I still maintain that 'psychic hunger' does in certain cases manifest as overindulgence in some seemingly unrelated area of life in order to fill that void. So in such cases, obesity would be considered a symptom. And of course, what starts off as a compensatory measure becomes an entrenched way of being due other flow on affects that then feed back into the the original manifestaion of the problem, so the individual ends up being a tangled mess, viciously cycling interminably on new fuels, where causes and effects become confused.

Anonymous said...

Oh wow. Where do I start? Obesity is certainly a subject that interests me. It interests me on both a personal level and on a societal level. In relation to the blog, I have to disagree that a dieter must fall out of love with food. To me that is a ridiculous idea. People (Americans in particular) need to learn how to have a healthy love affair with food. I actually think that the obese need to love food more in order to find an effective way to be healthy.

For the most part, the obese in this country eat really shitty “food.” I think that an argument could be made that it is not even food at all----just chemicals and artificial trash. Fast food, sodas as well as mass produced cookies & chips provide virtually no nutrition or benefit for the body. If one really stopped to relish in a Big Mac, I think that they would find the experience to be unsatisfying. A Big Mac is crap. It lacks quality ingredients. There isn’t much texture to what one is chewing. There isn’t a contrast in flavors.

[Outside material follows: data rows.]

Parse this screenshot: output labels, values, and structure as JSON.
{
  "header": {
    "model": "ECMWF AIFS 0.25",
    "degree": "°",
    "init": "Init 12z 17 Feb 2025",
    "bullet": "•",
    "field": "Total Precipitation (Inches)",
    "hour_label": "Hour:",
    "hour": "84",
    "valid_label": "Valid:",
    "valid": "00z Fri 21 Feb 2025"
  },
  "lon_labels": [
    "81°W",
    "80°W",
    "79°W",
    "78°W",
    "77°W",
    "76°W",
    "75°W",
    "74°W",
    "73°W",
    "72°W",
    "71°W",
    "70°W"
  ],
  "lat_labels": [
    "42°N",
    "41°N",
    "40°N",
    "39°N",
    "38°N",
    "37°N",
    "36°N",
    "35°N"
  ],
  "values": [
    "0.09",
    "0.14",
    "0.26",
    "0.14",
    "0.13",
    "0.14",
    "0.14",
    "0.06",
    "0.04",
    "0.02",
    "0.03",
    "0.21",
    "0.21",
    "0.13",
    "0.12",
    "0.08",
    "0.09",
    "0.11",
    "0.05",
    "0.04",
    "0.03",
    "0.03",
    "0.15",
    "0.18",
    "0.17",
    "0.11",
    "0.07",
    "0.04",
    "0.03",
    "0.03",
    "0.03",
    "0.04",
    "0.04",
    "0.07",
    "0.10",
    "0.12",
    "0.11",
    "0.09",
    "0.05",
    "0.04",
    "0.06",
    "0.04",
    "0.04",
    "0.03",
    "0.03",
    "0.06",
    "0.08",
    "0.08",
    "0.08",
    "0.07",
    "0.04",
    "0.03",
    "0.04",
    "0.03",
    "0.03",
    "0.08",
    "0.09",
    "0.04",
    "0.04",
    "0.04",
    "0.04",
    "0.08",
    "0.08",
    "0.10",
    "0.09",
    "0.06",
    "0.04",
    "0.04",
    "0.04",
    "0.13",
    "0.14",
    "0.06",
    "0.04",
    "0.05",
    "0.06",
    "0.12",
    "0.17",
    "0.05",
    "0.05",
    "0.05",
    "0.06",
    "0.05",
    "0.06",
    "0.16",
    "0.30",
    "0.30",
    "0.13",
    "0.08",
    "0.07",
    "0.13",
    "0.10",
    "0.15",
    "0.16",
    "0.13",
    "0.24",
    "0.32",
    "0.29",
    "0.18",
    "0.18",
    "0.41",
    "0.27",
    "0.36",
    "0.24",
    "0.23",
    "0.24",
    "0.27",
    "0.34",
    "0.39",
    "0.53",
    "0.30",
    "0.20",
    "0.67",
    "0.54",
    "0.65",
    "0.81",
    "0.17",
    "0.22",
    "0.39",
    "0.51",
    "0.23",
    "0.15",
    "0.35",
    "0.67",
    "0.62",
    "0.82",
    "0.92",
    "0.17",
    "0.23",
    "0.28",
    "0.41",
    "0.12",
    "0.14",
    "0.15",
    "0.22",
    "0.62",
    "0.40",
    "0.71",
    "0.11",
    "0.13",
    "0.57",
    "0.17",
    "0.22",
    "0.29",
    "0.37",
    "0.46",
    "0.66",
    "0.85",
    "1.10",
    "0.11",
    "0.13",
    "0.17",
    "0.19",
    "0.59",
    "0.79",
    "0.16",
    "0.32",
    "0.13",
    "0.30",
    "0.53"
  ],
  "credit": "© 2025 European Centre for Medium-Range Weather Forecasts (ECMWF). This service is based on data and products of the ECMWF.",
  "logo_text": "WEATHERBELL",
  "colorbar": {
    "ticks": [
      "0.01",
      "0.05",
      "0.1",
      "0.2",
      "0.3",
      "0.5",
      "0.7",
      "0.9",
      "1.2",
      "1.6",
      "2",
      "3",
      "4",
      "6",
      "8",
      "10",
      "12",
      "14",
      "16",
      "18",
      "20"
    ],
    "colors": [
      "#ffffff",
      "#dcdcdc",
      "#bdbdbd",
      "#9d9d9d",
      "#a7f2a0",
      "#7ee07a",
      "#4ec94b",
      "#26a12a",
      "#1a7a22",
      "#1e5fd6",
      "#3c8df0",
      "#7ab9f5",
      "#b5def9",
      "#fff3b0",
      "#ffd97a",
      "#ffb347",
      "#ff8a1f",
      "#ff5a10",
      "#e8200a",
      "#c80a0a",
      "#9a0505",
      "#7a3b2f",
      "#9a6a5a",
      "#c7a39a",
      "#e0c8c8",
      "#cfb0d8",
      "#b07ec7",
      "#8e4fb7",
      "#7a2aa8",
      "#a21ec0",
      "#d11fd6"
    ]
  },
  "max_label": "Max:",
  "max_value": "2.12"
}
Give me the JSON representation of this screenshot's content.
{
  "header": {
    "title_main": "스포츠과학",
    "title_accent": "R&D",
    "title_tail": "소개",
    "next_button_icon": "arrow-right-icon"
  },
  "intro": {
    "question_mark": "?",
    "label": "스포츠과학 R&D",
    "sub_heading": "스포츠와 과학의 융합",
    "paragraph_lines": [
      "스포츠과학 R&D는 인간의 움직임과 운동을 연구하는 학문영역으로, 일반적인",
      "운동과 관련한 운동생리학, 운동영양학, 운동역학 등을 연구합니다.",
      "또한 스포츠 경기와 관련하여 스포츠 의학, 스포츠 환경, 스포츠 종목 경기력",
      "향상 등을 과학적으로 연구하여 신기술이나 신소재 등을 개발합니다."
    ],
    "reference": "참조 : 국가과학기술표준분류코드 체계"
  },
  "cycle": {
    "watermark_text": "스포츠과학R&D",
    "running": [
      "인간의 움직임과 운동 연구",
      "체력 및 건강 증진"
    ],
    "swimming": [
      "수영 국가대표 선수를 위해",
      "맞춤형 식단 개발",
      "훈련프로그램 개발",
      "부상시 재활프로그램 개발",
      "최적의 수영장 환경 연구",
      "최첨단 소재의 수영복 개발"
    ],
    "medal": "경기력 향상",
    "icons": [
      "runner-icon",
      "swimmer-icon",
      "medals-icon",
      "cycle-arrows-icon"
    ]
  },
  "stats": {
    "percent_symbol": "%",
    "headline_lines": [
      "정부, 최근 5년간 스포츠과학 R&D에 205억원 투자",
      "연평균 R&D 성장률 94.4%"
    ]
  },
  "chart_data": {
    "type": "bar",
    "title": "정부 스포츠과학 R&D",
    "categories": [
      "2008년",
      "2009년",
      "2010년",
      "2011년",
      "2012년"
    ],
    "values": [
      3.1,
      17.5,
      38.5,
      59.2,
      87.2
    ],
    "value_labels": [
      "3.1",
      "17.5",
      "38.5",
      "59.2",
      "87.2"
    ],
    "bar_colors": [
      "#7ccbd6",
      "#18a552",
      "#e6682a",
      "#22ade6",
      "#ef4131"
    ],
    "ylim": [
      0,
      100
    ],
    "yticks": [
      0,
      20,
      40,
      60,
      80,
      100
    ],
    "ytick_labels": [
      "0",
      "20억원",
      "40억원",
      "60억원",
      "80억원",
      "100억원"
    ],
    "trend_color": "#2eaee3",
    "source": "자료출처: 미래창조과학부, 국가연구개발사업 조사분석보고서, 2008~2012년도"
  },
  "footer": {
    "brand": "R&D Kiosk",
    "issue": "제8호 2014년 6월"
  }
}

If a person really loves food and is passionate about what they put into their body, they are going to seek out quality foods. If I want a burger, I want the beef to be as local as possible and fed grass instead of steroid injected grains. This beef is going to have flavor and texture. I want my burger topped with actual cheddar cheese that was made with milk. I want the lettuce to be green and crisp. I want the tomato to have a vibrant red and juicy. Sure, I’ll take some special sauce, but I want it made with fresh eggs and real spices.

The solution to solving the problem of obesity isn’t a simple one at all. But, I think that it needs to start in childhood. Children should not be given sugar laden cereals that are void of fiber. Children should not be promised dessert for a reward. Children must learn that good health comes from high quality food. All people need to learn that the food that we consume has a huge impact on our lives, so we should spend a bit more time thinking about it. Don’t just pull something out of the freezer, because it is easy. Spend some time shopping for and preparing your food. Also, spend some time eating your food----don’t eat in front of the TV or while driving. Sit down at a table and chew---savor every bite. Know what the ingredients are and where they came from. Be passionate and love your food. The reward will be amazing.